Rohstoff Beispielhafte Erzeugnisse Relevante Zolltarifnummern
nach HS-Code
(nicht vollständig)
Rinder Lebende Rinder, Fleisch (frisch, gekühlt, gefroren), Schlachtnebenerzeugnisse, Leder 0102, ex 0201, ex 0202,
ex 0206, ex 4104, ex 4107, ex 1602, ex 4101
Kakao Kakaobohnen, Kakaomasse, Kakaobutter, Kakaopulver, Schokolade 1801 1806
Kaffee

Rohkaffee, gerösteter Kaffee, entkoffeinierter Kaffee, Kaffee-Extrakte 0901
Ölpalme

Palmöl, Palmkernöl, Ölkuchen, Stearinsäure, technische Fettalkohole 1207, 1511, 1513, 2306,
ex 2905, 2915, 3823
Kautschuk

Naturkautschuk, Reifen (neu und runderneuert), Förderbänder, Gummidichtungen, Kleidung 4001, ex 4005 – ex 4008,
ex 4010 – ex 4013,
ex 4015 – ex 4017
Soja

Sojabohnen, Sojaöl, Sojamehl, Ölkuchen 1201, 1208, 1507, 2304
Holz

Rundholz, Schnittholz, Zellstoff, Papier, Pappe, Bücher, Etiketten, Möbel, Sperrholz, vorgefertigte Gebäude Kapitel 44 + 47 + 48, ex 49, 9401, 9403, 9406

Marktteilnehmer und Händler: Wer ist in der Pflicht?

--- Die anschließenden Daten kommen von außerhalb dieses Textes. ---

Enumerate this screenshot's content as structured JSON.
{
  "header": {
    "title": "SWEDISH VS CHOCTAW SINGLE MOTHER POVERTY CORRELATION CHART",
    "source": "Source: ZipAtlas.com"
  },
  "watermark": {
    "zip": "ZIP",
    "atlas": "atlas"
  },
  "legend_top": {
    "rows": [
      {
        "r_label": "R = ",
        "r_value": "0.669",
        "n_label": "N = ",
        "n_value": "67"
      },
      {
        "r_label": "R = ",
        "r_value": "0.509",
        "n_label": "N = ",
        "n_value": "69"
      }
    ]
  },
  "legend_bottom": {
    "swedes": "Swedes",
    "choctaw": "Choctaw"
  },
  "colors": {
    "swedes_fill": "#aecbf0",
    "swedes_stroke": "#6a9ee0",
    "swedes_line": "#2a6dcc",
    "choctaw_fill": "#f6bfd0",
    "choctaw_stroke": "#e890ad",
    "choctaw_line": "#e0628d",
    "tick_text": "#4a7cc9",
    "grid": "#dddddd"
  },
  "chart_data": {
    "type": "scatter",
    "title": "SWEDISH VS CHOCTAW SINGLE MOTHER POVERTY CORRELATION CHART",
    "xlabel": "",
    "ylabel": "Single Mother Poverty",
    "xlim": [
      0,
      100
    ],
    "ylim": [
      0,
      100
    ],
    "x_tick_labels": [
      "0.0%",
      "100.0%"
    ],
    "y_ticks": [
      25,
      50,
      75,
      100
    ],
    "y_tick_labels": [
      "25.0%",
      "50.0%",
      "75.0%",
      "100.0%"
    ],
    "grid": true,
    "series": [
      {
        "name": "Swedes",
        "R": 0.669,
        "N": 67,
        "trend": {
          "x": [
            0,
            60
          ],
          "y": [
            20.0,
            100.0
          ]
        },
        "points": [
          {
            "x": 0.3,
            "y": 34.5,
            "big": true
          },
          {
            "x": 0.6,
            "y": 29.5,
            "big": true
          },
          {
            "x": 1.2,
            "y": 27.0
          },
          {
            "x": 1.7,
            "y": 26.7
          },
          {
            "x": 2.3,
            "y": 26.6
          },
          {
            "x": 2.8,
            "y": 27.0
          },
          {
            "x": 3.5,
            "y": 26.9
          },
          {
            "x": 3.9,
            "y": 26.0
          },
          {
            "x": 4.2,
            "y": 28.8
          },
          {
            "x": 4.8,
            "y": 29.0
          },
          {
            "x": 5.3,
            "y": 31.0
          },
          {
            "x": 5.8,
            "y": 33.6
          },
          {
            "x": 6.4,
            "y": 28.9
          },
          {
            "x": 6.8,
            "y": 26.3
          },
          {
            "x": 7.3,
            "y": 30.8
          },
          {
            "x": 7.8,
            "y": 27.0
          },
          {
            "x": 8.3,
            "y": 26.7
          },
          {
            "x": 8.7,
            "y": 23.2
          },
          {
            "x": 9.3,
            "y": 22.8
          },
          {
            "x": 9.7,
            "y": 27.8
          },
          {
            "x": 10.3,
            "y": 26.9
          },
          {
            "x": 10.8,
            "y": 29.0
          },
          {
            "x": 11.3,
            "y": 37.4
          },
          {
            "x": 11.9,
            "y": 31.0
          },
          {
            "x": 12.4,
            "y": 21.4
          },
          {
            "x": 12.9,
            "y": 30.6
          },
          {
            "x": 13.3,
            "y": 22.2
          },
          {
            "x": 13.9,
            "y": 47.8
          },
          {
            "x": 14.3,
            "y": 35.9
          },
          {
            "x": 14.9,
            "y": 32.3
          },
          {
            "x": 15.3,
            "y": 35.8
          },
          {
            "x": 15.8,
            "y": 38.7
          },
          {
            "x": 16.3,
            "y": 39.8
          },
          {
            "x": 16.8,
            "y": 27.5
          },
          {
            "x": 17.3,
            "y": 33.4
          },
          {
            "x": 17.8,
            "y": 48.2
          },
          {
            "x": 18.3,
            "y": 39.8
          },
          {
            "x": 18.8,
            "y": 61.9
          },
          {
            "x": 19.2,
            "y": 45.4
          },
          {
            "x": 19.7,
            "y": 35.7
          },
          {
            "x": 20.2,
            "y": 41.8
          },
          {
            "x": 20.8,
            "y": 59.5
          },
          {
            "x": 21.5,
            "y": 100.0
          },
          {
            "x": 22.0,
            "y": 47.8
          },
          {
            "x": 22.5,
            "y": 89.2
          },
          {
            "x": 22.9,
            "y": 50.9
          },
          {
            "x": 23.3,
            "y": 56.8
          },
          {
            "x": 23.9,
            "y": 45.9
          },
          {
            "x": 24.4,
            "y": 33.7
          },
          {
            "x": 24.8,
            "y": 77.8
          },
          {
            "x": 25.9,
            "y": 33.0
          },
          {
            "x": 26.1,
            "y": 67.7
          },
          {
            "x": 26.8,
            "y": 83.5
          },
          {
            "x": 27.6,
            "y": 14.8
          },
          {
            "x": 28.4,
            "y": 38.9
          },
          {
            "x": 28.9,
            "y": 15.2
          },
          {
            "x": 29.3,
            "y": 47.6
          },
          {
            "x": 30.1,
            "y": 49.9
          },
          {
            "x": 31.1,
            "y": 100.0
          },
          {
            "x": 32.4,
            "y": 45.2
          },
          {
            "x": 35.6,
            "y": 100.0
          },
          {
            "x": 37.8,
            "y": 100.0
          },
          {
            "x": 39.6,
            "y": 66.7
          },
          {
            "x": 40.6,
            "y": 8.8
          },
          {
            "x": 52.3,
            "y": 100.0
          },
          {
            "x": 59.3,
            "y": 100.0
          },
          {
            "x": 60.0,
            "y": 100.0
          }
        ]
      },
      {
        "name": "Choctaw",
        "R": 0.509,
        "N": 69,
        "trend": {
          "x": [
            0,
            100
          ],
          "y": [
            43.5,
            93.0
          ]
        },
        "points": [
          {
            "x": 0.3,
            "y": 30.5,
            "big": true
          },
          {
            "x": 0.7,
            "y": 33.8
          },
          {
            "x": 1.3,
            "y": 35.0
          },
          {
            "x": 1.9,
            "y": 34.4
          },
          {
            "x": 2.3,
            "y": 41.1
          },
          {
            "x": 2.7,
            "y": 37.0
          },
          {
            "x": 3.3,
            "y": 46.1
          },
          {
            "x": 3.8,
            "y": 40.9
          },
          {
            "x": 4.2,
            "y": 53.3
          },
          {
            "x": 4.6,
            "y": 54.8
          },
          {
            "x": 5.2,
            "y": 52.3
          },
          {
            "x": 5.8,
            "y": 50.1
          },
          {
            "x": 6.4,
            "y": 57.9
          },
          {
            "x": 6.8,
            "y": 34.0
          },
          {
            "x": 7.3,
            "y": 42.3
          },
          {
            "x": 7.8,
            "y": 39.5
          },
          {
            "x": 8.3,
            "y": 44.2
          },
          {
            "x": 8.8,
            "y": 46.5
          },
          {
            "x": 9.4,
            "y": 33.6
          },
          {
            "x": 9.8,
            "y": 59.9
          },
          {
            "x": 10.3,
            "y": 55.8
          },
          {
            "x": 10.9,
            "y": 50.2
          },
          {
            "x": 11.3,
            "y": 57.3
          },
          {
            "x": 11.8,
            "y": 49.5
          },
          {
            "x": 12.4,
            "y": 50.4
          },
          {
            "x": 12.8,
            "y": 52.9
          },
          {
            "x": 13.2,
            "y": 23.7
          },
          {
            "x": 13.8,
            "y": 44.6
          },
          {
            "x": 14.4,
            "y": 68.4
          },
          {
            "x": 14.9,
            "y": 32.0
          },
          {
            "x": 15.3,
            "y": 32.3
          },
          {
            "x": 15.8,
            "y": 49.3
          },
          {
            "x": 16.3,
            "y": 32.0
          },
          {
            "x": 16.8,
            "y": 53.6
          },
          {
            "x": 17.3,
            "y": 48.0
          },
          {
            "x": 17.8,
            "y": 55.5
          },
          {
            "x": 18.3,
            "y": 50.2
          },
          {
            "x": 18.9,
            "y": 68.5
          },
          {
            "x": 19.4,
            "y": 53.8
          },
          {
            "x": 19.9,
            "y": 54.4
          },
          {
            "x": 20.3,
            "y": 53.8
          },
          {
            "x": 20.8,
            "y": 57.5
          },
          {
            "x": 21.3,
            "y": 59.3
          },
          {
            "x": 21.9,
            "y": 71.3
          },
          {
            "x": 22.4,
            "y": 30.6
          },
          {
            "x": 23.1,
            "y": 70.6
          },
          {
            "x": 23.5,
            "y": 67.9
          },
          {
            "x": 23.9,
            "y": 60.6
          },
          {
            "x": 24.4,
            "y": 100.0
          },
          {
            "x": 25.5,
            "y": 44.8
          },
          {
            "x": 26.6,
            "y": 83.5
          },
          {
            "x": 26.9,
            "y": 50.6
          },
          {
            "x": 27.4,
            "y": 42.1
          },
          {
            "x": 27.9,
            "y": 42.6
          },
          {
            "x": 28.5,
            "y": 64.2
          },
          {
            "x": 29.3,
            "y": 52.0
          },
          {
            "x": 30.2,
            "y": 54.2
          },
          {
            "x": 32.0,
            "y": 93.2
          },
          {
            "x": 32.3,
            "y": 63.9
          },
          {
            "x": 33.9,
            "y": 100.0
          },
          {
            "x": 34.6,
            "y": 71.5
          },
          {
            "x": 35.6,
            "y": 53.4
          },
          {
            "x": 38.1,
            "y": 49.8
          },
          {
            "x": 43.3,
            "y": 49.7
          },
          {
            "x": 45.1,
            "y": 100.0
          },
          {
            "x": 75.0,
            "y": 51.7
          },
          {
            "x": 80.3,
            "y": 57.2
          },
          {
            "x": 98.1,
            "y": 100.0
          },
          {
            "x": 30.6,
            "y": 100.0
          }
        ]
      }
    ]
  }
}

Die EUDR unterscheidet klar zwischen zwei Hauptakteuren, deren Pflichten sich erheblich unterscheiden: Marktteilnehmer (Market Operator) und Händler (Trader).
Marktteilnehmer (Market Operator): Dies ist jede natürliche oder juristische Person, die im Rahmen einer gewerblichen Tätigkeit relevante Erzeugnisse erstmalig auf dem EU-Binnenmarkt in Verkehr bringt oder aus der EU ausführt. Darunter fallen typischerweise Importeure und Exporteure. Wichtig ist, dass auch ein in der EU ansässiger Hersteller als Marktteilnehmer gilt, wenn er ein relevantes Erzeugnis zu einem anderen relevanten Erzeugnis weiterverarbeitet (zum Beispiel ein Schokoladenhersteller, der Kakaobohnen importiert und verarbeitet).
Händler (Trader): Dies ist jede natürliche und juristische Person in der Lieferkette, die nicht der Marktteilnehmer ist und relevante Erzeugnisse auf dem EU-Binnenmarkt bereitstellt. Das bedeutet, sie verkauft Produkte weiter, die sich bereits im EU-Binnenmarkt befinden, ohne diese selbst importiert zu haben und ohne diese zu verarbeiten oder zu verändern. Typische Beispiele sind Groß- und Einzelhändler.
Welche Pflichten haben nun die beiden Hauptakteure gemäß der EUDR?
Marktteilnehmer (Market Operators) müssen die vollen Sorgfaltspflichten erfüllen, einschließlich der Durchführung einer Risikoanalyse und der Abgabe einer eigenen Sorgfaltserklärung für die Produkte, die sie auf dem Markt bereitstellen.
Bei den Händlern hingegen erfolgt eine Differenzierung der Pflichten anhand der Unternehmensgröße. In dieser Akteursgruppe unterscheidet die EUDR zwischen Kleinst-, kleinen und mittleren Unternehmen (KMU) und großen Unternehmen (Nicht-KMU).Händler, die keine KMU sind (große Händler), werden rechtlich wie Marktteilnehmer behandelt. Auch sie müssen die vollen Sorgfaltspflichten erfüllen, eine Risikoanalyse durchführen und eine eigene Sorgfaltserklärung für die Produkte, die sie auf dem Markt bereitstellen, abgeben.
Händler, die KMU sind, profitieren von stark vereinfachten Pflichten. Sie müssen keine vollen Sorgfaltspflichten durchführen und keine eigene Sorgfaltserklärung abgeben. Ihre Hauptaufgabe besteht darin, die Transparenz in der Lieferkette sicherzustellen, indem sie Informationen sammeln, aufbewahren (für fünf Jahre) und weitergeben. Konkret müssen sie die Referenznummern der Sorgfaltserklärungen ihrer Lieferanten erfassen und auf Anfrage vorlegen können.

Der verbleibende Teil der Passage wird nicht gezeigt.